But with our son returned for a week’s visit after a year’s absence and sitting on the swing at the other end of the porch, a daytime downpour had to suffice.
As the monsoon-size drops ricocheted off the streets like automatic gunfire and spray blew in beneath the eaves, I looked Benjamin’s way and remembered a photo taken 30 years ago on a porch swing at the apartment we rented at Northern and Elm streets.
In the picture, he is a little boy in tan corduroy OshKosh overalls.
A tangle of hair rises from his head like a laughing tumbleweed, and above below his laughing eyes, cheeks bulge like mounds of mirth. Next to him, my mother-in-law leans in, protecting him from a fall and catching his contentment in her arms.
During Benjamin’s recent visit, his nephew and our grandson, younger than his Uncle Ben was in that old photo, seemed to stage a historic re-enactment.
He sat on that same swing with a thickening mass of fine brownish hair rising in the humidity like steam off blacktop after a cloudburst while my wife struck the pose her mother had 30 years earlier, both protective and captivated.
It was in the face of all this that I reconsidered what it means to be a dependent.
For tax purposes, it’s pretty straightforward. Just as our children were ours, our grandson is our daughter and son-in-law’s.
But in late middle age, my own sense of security seems more and more dependent on them.
Years ago my wife and I lead our children into the future, shopping for school clothes and supplies, running them to the doctor and dentist, filling out forms and attending to necessities.
We now seem to be following along.
Sometimes it’s in little ways, as when my daughter emailed me instructions on making a smiley face.
I know how to make the idiot version, :).
But the emoticon version was beyond me.
I’d wanted to put one in an email to her so she’d know that, just as she was once excited to be going somewhere with her daddy years ago, he is looking forward to going to a tennis tournament with her now.
A few days earlier, Benjamin had taken the lead for us in another way, breaking a logjam on updating our computer.
We’d decided to do so and had made a selection on our own some months ago. But we never pulled the trigger.
It all seemed simpler to do after he sat on our couch, asked us three or four questions, ticked off what we needed and agreed to take me shopping.
He also saved his parents money on pain killers by transferring the data from our old computer, which now suddenly looks like the equipment the Sand People scavenged in the first Star Wars movie.
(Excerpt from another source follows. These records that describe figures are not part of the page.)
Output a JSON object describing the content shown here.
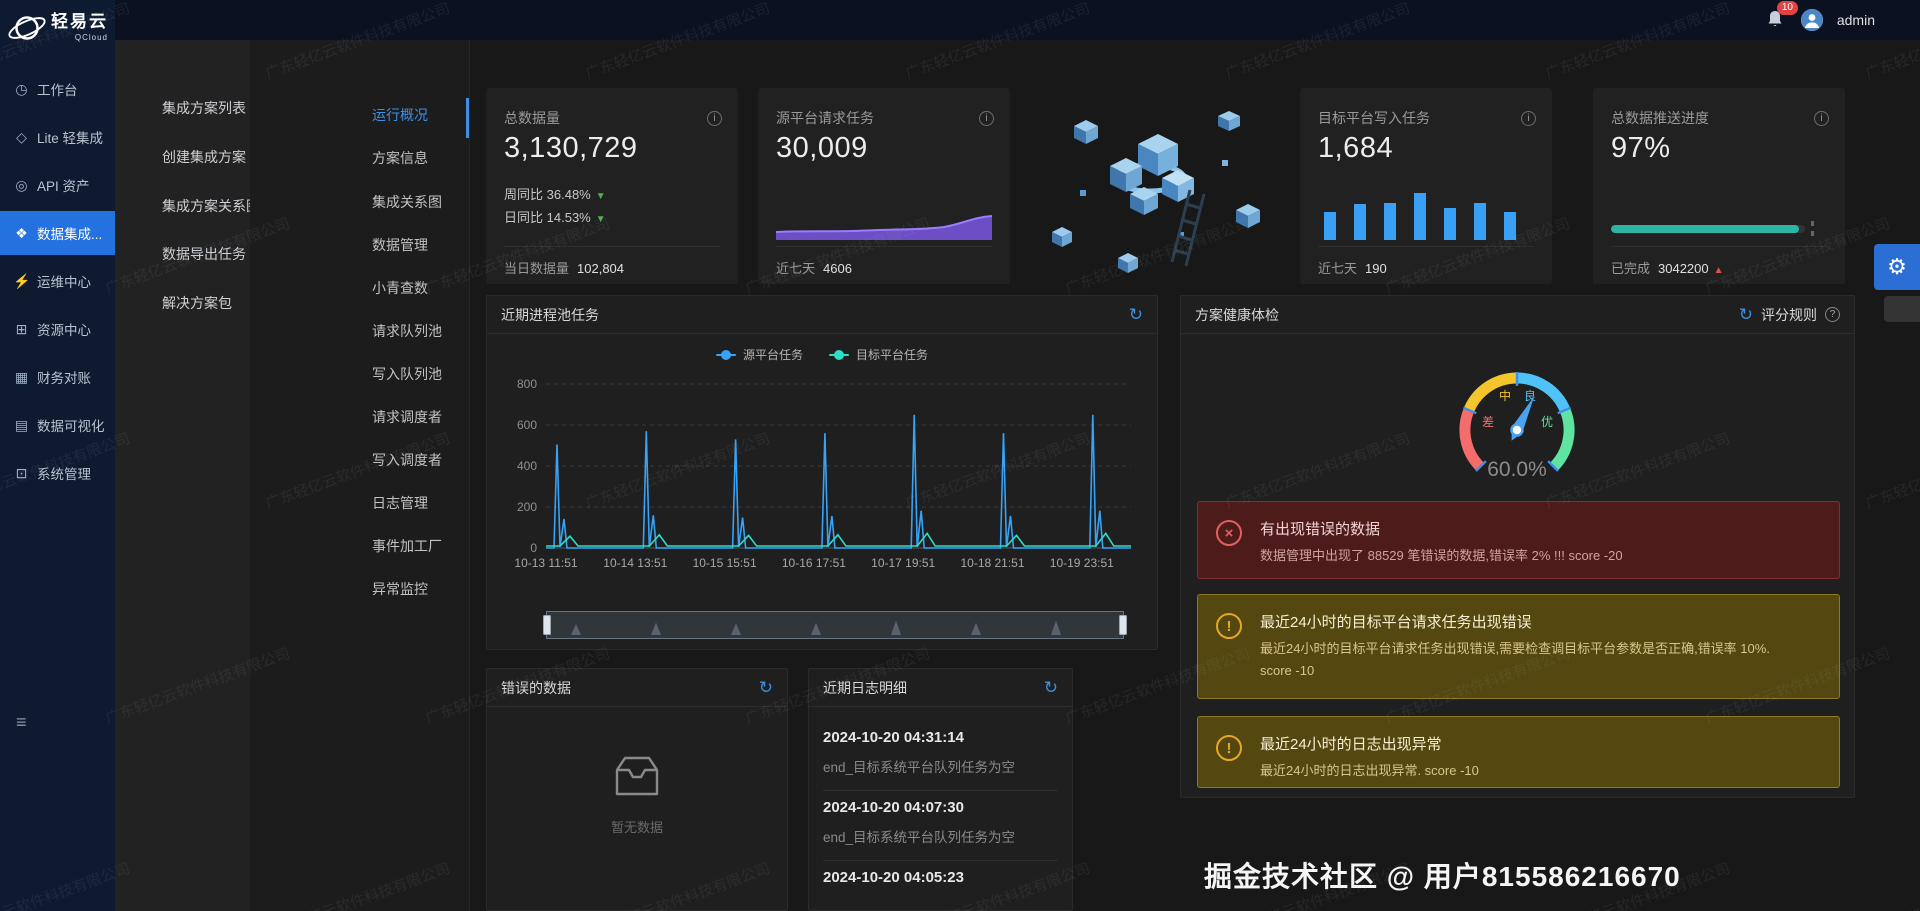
{
  "topbar": {
    "badge_count": "10",
    "username": "admin"
  },
  "logo": {
    "name": "轻易云",
    "subtitle": "QCloud"
  },
  "sidebar": {
    "items": [
      {
        "label": "工作台",
        "icon": "◷"
      },
      {
        "label": "Lite 轻集成",
        "icon": "◇"
      },
      {
        "label": "API 资产",
        "icon": "◎"
      },
      {
        "label": "数据集成...",
        "icon": "❖"
      },
      {
        "label": "运维中心",
        "icon": "⚡"
      },
      {
        "label": "资源中心",
        "icon": "⊞"
      },
      {
        "label": "财务对账",
        "icon": "▦"
      },
      {
        "label": "数据可视化",
        "icon": "▤"
      },
      {
        "label": "系统管理",
        "icon": "⊡"
      }
    ],
    "collapse_icon": "≡"
  },
  "submenu": {
    "items": [
      {
        "label": "集成方案列表"
      },
      {
        "label": "创建集成方案"
      },
      {
        "label": "集成方案关系图"
      },
      {
        "label": "数据导出任务"
      },
      {
        "label": "解决方案包"
      }
    ]
  },
  "tabs": {
    "items": [
      {
        "label": "运行概况"
      },
      {
        "label": "方案信息"
      },
      {
        "label": "集成关系图"
      },
      {
        "label": "数据管理"
      },
      {
        "label": "小青查数"
      },
      {
        "label": "请求队列池"
      },
      {
        "label": "写入队列池"
      },
      {
        "label": "请求调度者"
      },
      {
        "label": "写入调度者"
      },
      {
        "label": "日志管理"
      },
      {
        "label": "事件加工厂"
      },
      {
        "label": "异常监控"
      }
    ]
  },
  "icons": {
    "info": "i",
    "refresh": "↻",
    "question": "?",
    "error": "×",
    "warning": "!",
    "gear": "⚙",
    "tri_down": "▼",
    "tri_up": "▲"
  },
  "stat_cards": [
    {
      "title": "总数据量",
      "value": "3,130,729",
      "trends": [
        {
          "label": "周同比",
          "value": "36.48%"
        },
        {
          "label": "日同比",
          "value": "14.53%"
        }
      ],
      "footer_label": "当日数据量",
      "footer_value": "102,804"
    },
    {
      "title": "源平台请求任务",
      "value": "30,009",
      "footer_label": "近七天",
      "footer_value": "4606"
    },
    {
      "title": "目标平台写入任务",
      "value": "1,684",
      "footer_label": "近七天",
      "footer_value": "190",
      "bars": [
        60,
        77,
        79,
        100,
        68,
        79,
        60
      ]
    },
    {
      "title": "总数据推送进度",
      "value": "97%",
      "progress": 97,
      "footer_label": "已完成",
      "footer_value": "3042200"
    }
  ],
  "process_panel": {
    "title": "近期进程池任务",
    "legend": [
      {
        "label": "源平台任务",
        "color": "#36a3f7"
      },
      {
        "label": "目标平台任务",
        "color": "#2ddec9"
      }
    ]
  },
  "health_panel": {
    "title": "方案健康体检",
    "rules_label": "评分规则",
    "gauge": {
      "value": "60.0%",
      "labels": {
        "poor": "差",
        "mid": "中",
        "good": "良",
        "excellent": "优"
      }
    },
    "alerts": [
      {
        "level": "error",
        "title": "有出现错误的数据",
        "desc": "数据管理中出现了 88529 笔错误的数据,错误率 2% !!! score -20"
      },
      {
        "level": "warning",
        "title": "最近24小时的目标平台请求任务出现错误",
        "desc": "最近24小时的目标平台请求任务出现错误,需要检查调目标平台参数是否正确,错误率 10%.",
        "score": "score -10"
      },
      {
        "level": "warning",
        "title": "最近24小时的日志出现异常",
        "desc": "最近24小时的日志出现异常. score -10"
      }
    ]
  },
  "error_panel": {
    "title": "错误的数据",
    "empty_text": "暂无数据"
  },
  "log_panel": {
    "title": "近期日志明细",
    "entries": [
      {
        "time": "2024-10-20 04:31:14",
        "message": "end_目标系统平台队列任务为空"
      },
      {
        "time": "2024-10-20 04:07:30",
        "message": "end_目标系统平台队列任务为空"
      },
      {
        "time": "2024-10-20 04:05:23",
        "message": ""
      }
    ]
  },
  "watermark": {
    "text": "广东轻亿云软件科技有限公司"
  },
  "credit": "掘金技术社区 @ 用户815586216670",
  "colors": {
    "accent_blue": "#2472e0",
    "chart_blue": "#36a3f7",
    "chart_teal": "#2ddec9",
    "bar_blue": "#3aa0f5",
    "progress_teal": "#2ab5a5",
    "area_purple": "#7553d6",
    "error_red": "#e25f5f",
    "warn_yellow": "#e6a823"
  },
  "chart_data": [
    {
      "type": "line",
      "title": "近期进程池任务",
      "categories": [
        "10-13 11:51",
        "10-14 13:51",
        "10-15 15:51",
        "10-16 17:51",
        "10-17 19:51",
        "10-18 21:51",
        "10-19 23:51"
      ],
      "series": [
        {
          "name": "源平台任务",
          "peaks": [
            505,
            570,
            530,
            560,
            650,
            560,
            650
          ]
        },
        {
          "name": "目标平台任务",
          "peaks": [
            35,
            40,
            38,
            40,
            45,
            38,
            45
          ]
        }
      ],
      "note": "spiky series: baseline 0 between narrow spikes at each time tick",
      "ylim": [
        0,
        800
      ],
      "y_ticks": [
        0,
        200,
        400,
        600,
        800
      ],
      "grid": "dashed horizontal",
      "legend_position": "top-center",
      "datazoom_slider": true
    },
    {
      "type": "gauge",
      "title": "方案健康体检",
      "value": 60.0,
      "unit": "%",
      "segment_labels": [
        "差",
        "中",
        "良",
        "优"
      ],
      "segment_colors": [
        "#f56c6c",
        "#f5c52c",
        "#4fc3f7",
        "#5fe3a1"
      ]
    },
    {
      "type": "bar",
      "title": "目标平台写入任务 近七天",
      "values": [
        60,
        77,
        79,
        100,
        68,
        79,
        60
      ]
    },
    {
      "type": "progress",
      "title": "总数据推送进度",
      "value": 97
    },
    {
      "type": "area",
      "title": "源平台请求任务趋势",
      "values": [
        20,
        21,
        20,
        22,
        21,
        24,
        32
      ]
    }
  ]
}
Back then, I carried around with me a sense that our children’s dependence on me was a burden. One or the other of us had to be around to watch them, and there was a kind of competition for free time.
Now we are are in a more friendly competition to hold our grandson and have trouble imagining what else we might want to do.
And the same baby squalling that once drove me to distraction now tends to put a smile on my face.
There also is a this strange sense of dependency on and vulnerability before fate.
Being this age means knowing the world can give you a punch every now and then. It means having seen your children absorb the same kind of punch.
By logical extension, it means knowing that similar punches await even the grandchild you hold in your arms.
And that makes you want them to know that, whatever storm comes their way, they still can depend on you.